Una fiaba di Natale: Schiaccianoci e il re dei topi

I romantici tedeschi, esponenti di un movimento di pensiero che, in risposta ai freddi canoni del razionalismo, esaltava al massimo grado il regno della libera fantasia, della soggettività dilatata all’infinito, capace di superare la concretezza del reale in voli immaginari sfuggenti agli schemi della coerenza razionale, portarono la fiaba ai massimi livelli di dignità letteraria.
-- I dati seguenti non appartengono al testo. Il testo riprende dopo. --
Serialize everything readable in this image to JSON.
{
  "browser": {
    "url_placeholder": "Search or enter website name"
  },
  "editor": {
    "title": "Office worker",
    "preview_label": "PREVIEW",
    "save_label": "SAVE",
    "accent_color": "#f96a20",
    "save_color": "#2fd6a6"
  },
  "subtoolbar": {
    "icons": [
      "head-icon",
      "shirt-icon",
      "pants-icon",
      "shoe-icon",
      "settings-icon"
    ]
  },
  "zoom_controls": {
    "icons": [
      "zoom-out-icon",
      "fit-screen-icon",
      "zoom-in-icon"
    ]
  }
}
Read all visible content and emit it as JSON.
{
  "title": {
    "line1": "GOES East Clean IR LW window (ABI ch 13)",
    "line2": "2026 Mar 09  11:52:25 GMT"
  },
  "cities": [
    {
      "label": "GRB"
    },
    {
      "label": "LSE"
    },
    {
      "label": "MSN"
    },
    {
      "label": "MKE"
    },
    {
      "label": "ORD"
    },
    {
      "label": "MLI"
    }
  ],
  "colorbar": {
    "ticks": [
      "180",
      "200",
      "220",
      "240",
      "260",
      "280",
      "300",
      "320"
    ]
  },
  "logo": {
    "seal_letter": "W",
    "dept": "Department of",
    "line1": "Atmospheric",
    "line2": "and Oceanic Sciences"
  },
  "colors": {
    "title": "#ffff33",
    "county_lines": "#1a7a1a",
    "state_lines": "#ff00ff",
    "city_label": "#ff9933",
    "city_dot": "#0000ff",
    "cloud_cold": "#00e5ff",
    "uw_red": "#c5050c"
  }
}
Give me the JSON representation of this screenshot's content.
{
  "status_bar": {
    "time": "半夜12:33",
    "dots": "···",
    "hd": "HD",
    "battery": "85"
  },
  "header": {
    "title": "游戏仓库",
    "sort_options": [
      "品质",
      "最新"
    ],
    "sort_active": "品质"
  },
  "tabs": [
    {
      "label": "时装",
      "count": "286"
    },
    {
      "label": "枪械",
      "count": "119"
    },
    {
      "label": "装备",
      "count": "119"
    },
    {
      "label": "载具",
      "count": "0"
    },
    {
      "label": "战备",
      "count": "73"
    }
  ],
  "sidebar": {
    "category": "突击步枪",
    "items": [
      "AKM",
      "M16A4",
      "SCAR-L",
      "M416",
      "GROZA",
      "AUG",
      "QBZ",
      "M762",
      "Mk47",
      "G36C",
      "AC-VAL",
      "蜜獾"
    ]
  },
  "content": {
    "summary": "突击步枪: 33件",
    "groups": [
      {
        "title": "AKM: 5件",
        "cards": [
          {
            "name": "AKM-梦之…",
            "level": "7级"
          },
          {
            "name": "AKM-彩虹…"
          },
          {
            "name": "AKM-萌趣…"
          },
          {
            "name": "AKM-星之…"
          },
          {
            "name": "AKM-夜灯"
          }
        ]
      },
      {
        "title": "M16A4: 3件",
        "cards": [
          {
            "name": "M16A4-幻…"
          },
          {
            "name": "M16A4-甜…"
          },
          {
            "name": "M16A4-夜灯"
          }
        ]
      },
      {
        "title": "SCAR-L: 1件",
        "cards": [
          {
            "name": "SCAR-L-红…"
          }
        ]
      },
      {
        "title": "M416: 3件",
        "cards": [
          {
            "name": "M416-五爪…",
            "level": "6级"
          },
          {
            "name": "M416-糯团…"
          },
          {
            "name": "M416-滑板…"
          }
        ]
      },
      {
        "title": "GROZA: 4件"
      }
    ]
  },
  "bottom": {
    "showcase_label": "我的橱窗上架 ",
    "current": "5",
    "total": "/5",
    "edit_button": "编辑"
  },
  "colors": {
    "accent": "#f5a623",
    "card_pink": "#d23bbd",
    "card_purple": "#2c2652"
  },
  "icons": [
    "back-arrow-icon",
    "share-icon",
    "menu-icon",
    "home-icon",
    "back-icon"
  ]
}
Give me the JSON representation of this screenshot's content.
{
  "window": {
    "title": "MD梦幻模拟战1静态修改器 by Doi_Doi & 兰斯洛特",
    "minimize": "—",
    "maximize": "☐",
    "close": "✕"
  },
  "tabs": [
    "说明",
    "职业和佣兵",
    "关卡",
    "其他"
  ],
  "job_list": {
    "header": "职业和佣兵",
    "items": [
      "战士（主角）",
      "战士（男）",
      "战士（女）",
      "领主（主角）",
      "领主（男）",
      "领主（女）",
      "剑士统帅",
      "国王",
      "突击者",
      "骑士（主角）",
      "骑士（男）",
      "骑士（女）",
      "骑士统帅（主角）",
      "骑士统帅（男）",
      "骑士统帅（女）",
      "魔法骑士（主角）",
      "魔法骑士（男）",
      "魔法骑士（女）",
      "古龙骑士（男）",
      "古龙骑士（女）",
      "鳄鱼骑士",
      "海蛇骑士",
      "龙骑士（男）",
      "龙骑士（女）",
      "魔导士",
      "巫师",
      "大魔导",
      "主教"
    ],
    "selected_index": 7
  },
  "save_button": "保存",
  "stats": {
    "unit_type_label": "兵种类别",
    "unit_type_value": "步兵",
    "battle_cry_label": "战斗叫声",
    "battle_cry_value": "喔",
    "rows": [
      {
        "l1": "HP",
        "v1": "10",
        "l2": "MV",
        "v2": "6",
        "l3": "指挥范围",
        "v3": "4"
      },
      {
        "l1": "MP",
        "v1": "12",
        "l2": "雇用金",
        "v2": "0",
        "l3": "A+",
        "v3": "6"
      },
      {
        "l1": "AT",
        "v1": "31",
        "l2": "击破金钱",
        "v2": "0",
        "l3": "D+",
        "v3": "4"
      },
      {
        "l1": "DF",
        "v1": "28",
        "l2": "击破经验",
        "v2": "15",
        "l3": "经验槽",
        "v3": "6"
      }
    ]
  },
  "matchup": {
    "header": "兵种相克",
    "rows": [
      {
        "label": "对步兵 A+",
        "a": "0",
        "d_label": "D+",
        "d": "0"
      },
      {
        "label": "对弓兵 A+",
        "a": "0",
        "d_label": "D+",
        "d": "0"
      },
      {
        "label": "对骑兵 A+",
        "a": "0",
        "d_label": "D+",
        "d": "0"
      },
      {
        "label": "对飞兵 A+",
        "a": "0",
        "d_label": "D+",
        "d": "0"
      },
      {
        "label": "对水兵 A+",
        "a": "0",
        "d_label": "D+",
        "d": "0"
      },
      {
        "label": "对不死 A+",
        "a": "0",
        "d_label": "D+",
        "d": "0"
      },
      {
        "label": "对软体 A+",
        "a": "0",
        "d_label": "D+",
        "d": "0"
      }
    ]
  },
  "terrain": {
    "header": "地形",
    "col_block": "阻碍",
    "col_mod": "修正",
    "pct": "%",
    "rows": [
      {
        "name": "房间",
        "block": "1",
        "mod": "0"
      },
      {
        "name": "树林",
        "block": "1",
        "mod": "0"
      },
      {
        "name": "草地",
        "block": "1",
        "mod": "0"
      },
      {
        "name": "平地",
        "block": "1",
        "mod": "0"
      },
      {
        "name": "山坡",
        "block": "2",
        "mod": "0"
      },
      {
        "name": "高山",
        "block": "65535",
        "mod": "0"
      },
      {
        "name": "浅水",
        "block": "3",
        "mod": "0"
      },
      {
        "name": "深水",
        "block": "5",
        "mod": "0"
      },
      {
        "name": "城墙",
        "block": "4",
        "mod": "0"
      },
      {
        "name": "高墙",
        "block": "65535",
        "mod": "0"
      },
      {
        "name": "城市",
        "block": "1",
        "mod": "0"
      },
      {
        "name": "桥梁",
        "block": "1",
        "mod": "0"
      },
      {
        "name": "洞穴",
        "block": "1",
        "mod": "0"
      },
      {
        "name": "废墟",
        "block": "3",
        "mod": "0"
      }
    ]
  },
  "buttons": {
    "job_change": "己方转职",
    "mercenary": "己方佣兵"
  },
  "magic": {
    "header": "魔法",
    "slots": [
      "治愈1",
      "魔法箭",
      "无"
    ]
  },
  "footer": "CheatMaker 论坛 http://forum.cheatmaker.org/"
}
Questo genere in prosa, connotato dall’elemento dello stupefacente e del portentoso, fu, dopo la poesia, la forma letteraria da loro più amata. Basti pensare che proprio in epoca romantica i Fratelli Grimm si premurarono di raccogliere il patrimonio favolistico di tradizione germanica, pubblicando una delle opere più lette e tradotte al mondo: Kinder- und Hausmärchen (Fiabe per l’infanzia e la vita domestica), raccolta che contiene storie notissime, come quella di Cenerentola, di Biancaneve, di Hänsel e Gretel o di Cappuccetto Rosso.

Le fiabe di Fratelli Grimm, anche se sottoposte a cosmesi e non trascritte direttamente dalla tradizione orale, come s’era creduto a lungo, hanno un carattere volutamente popolare (Volksmärchen).

I romantici tedeschi si dedicarono però anche a un altro tipo di fiaba, la cosiddetta “fiaba d’arte” (Kunstmärchen), dal carattere stilisticamente più accurato e dalle pretese estetiche maggiori. Mentre nella fiaba popolare, l’angoscia, tratto sempre presente in questo genere di racconto (si pensi ai molti bimbi abbandonati nel bosco che diventano vittime dell’avidità di orchi e streghe malefiche), si risolve sempre con un lieto fine, la fiaba d’arte non sempre si conclude con il trionfo della felicità.

A questo secondo genere di fiaba si dedicò anche Ernst Theodor Amadeus Hoffmann, forse il più geniale e poliedrico esponente del Romanticismo tedesco. Nato a Königsberg nel 1776, si chiamava in verità Ernst Theodor Wilhelm, ma nel 1805 (poco più che trentenne) cambiò il suo nome in  Ernst Theodor Amadeus in omaggio a Mozart. La sua prima passione fu infatti la musica, campo nel quale operò come direttore d’orchestra, compositore e critico musicale. Ma, figlio di un giudice, fu anche apprezzato giurista, e poi disegnatore, grafico, giornalista e, non da ultimo, scrittore prolifico e geniale.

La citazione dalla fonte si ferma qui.